By then, however, the Bosnian government had organized its own forces, which retained the multi-sectarian structure which left Muslims, Croats and some Serbs within its ranks. After terrible hardship throughout the fall and winter of 1993-1994, the tide began to turn. The Bosnian forces, with 200,000 men under arms, began taking back territory from the Croat militiamen, prompting the dispatch of whole units of the Croatian army to the fighting, and reports that special forces units of the Serb army were reinforcing Bosnian Serbs in the front lines.

The overt invasions from both Croatia and Serbia prompted renewed United Nations diplomatic activity. Members of the U.S. Congress began advocating that the United States by-pass the United Nations, arm the Bosnian forces directly, and mount unilateral air strikes from carriers and whatever bases could be used in Europe. Stepped up "ethnic cleansing" by Serbs in Muslim areas they had overrun increased the pressure.

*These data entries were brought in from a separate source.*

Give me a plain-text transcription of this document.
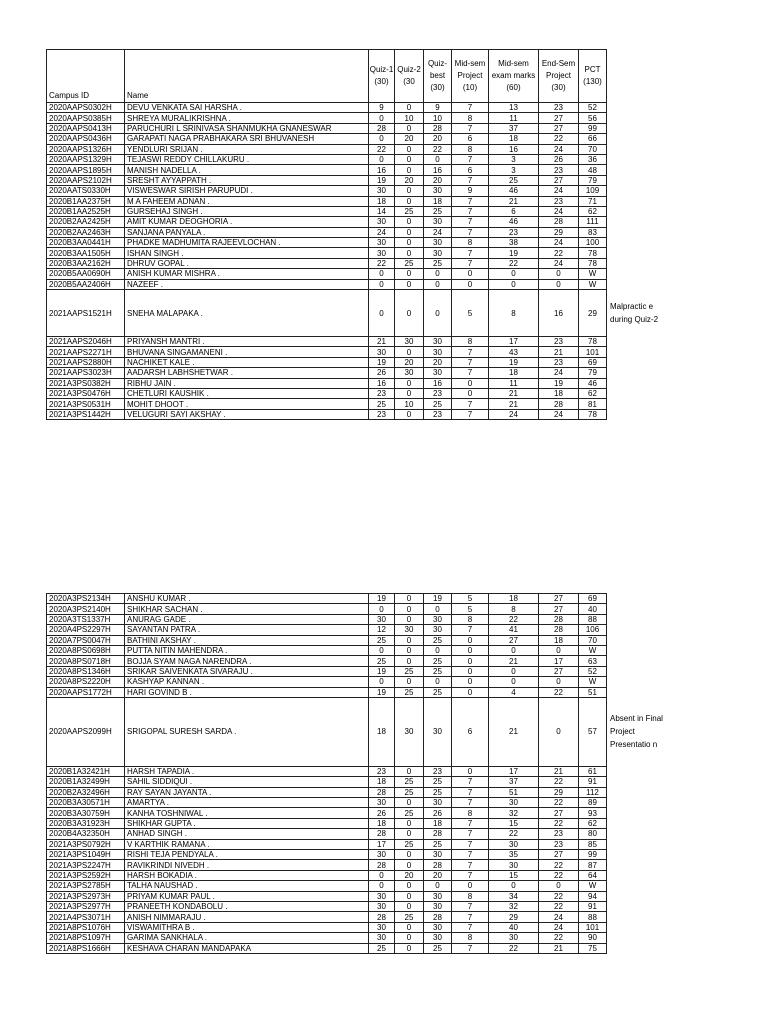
Campus ID	Name	Quiz-1 (30)	Quiz-2 (30	Quiz-best (30)	Mid-sem Project (10)	Mid-sem exam marks (60)	End-Sem Project (30)	PCT (130)	
2020AAPS0302H	DEVU VENKATA SAI HARSHA .	9	0	9	7	13	23	52	
2020AAPS0385H	SHREYA MURALIKRISHNA .	0	10	10	8	11	27	56	
2020AAPS0413H	PARUCHURI L SRINIVASA SHANMUKHA GNANESWAR	28	0	28	7	37	27	99	
2020AAPS0436H	GARAPATI NAGA PRABHAKARA SRI BHUVANESH	0	20	20	6	18	22	66	
2020AAPS1326H	YENDLURI SRIJAN .	22	0	22	8	16	24	70	
2020AAPS1329H	TEJASWI REDDY CHILLAKURU .	0	0	0	7	3	26	36	
2020AAPS1895H	MANISH NADELLA .	16	0	16	6	3	23	48	
2020AAPS2102H	SRESHT AYYAPPATH .	19	20	20	7	25	27	79	
2020AATS0330H	VISWESWAR SIRISH PARUPUDI .	30	0	30	9	46	24	109	
2020B1AA2375H	M A FAHEEM ADNAN .	18	0	18	7	21	23	71	
2020B1AA2525H	GURSEHAJ SINGH .	14	25	25	7	6	24	62	
2020B2AA2425H	AMIT KUMAR DEOGHORIA .	30	0	30	7	46	28	111	
2020B2AA2463H	SANJANA PANYALA .	24	0	24	7	23	29	83	
2020B3AA0441H	PHADKE MADHUMITA RAJEEVLOCHAN .	30	0	30	8	38	24	100	
2020B3AA1505H	ISHAN SINGH .	30	0	30	7	19	22	78	
2020B3AA2162H	DHRUV GOPAL .	22	25	25	7	22	24	78	
2020B5AA0690H	ANISH KUMAR MISHRA .	0	0	0	0	0	0	W	
2020B5AA2406H	NAZEEF .	0	0	0	0	0	0	W	
2021AAPS1521H	SNEHA MALAPAKA .	0	0	0	5	8	16	29	Malpractic e during Quiz-2
2021AAPS2046H	PRIYANSH MANTRI .	21	30	30	8	17	23	78	
2021AAPS2271H	BHUVANA SINGAMANENI .	30	0	30	7	43	21	101	
2021AAPS2880H	NACHIKET KALE .	19	20	20	7	19	23	69	
2021AAPS3023H	AADARSH LABHSHETWAR .	26	30	30	7	18	24	79	
2021A3PS0382H	RIBHU JAIN .	16	0	16	0	11	19	46	
2021A3PS0476H	CHETLURI KAUSHIK .	23	0	23	0	21	18	62	
2021A3PS0531H	MOHIT DHOOT .	25	10	25	7	21	28	81	
2021A3PS1442H	VELUGURI SAYI AKSHAY .	23	0	23	7	24	24	78	
2020A3PS2134H	ANSHU KUMAR .	19	0	19	5	18	27	69	
2020A3PS2140H	SHIKHAR SACHAN .	0	0	0	5	8	27	40	
2020A3TS1337H	ANURAG GADE .	30	0	30	8	22	28	88	
2020A4PS2297H	SAYANTAN PATRA .	12	30	30	7	41	28	106	
2020A7PS0047H	BATHINI AKSHAY .	25	0	25	0	27	18	70	
2020A8PS0698H	PUTTA NITIN MAHENDRA .	0	0	0	0	0	0	W	
2020A8PS0718H	BOJJA SYAM NAGA NARENDRA .	25	0	25	0	21	17	63	
2020A8PS1346H	SRIKAR SAIVENKATA SIVARAJU .	19	25	25	0	0	27	52	
2020A8PS2220H	KASHYAP KANNAN .	0	0	0	0	0	0	W	
2020AAPS1772H	HARI GOVIND B .	19	25	25	0	4	22	51	
2020AAPS2099H	SRIGOPAL SURESH SARDA .	18	30	30	6	21	0	57	Absent in Final Project Presentatio n
2020B1A32421H	HARSH TAPADIA .	23	0	23	0	17	21	61	
2020B1A32499H	SAHIL SIDDIQUI .	18	25	25	7	37	22	91	
2020B2A32496H	RAY SAYAN JAYANTA .	28	25	25	7	51	29	112	
2020B3A30571H	AMARTYA .	30	0	30	7	30	22	89	
2020B3A30759H	KANHA TOSHNIWAL .	26	25	26	8	32	27	93	
2020B3A31923H	SHIKHAR GUPTA .	18	0	18	7	15	22	62	
2020B4A32350H	ANHAD SINGH .	28	0	28	7	22	23	80	
2021A3PS0792H	V KARTHIK RAMANA .	17	25	25	7	30	23	85	
2021A3PS1049H	RISHI TEJA PENDYALA .	30	0	30	7	35	27	99	
2021A3PS2247H	RAVIKRINDI NIVEDH .	28	0	28	7	30	22	87	
2021A3PS2592H	HARSH BOKADIA .	0	20	20	7	15	22	64	
2021A3PS2785H	TALHA NAUSHAD .	0	0	0	0	0	0	W	
2021A3PS2973H	PRIYAM KUMAR PAUL .	30	0	30	8	34	22	94	
2021A3PS2977H	PRANEETH KONDABOLU .	30	0	30	7	32	22	91	
2021A4PS3071H	ANISH NIMMARAJU .	28	25	28	7	29	24	88	
2021A8PS1076H	VISWAMITHRA B .	30	0	30	7	40	24	101	
2021A8PS1097H	GARIMA SANKHALA .	30	0	30	8	30	22	90	
2021A8PS1666H	KESHAVA CHARAN MANDAPAKA	25	0	25	7	22	21	75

Finally the targeting by Serb gunners of Sarajevo bread and water distribution points where crowds gathered, and even sports fields an children at play, resulted in the killing 68 Sarajevans on Feb. 5 by a mortar shell that landed in the central market.

The NATO ultimatum that followed quieted the guns around Sarajevo on Feb. 2 1. A Croat-Bosnian government cease-fire followed two days later. That was followed by the federation agreement signed March 18. Unfortunately, the agreement gives the Bosnian Muslims no more territory than the Owen plan. By ensuring that Bosnian Croats do not secede, however, it keeps what remains of Muslim-led Bosnia economically viable.

Putting Bosnia Together Again

"While this rapprochement between Bosnia and Croatia is a necessary first move to ensure the survival of a Bosnian state, it must be followed by serious measures to force the Serbs to relinquish territory that they have taken by brute force."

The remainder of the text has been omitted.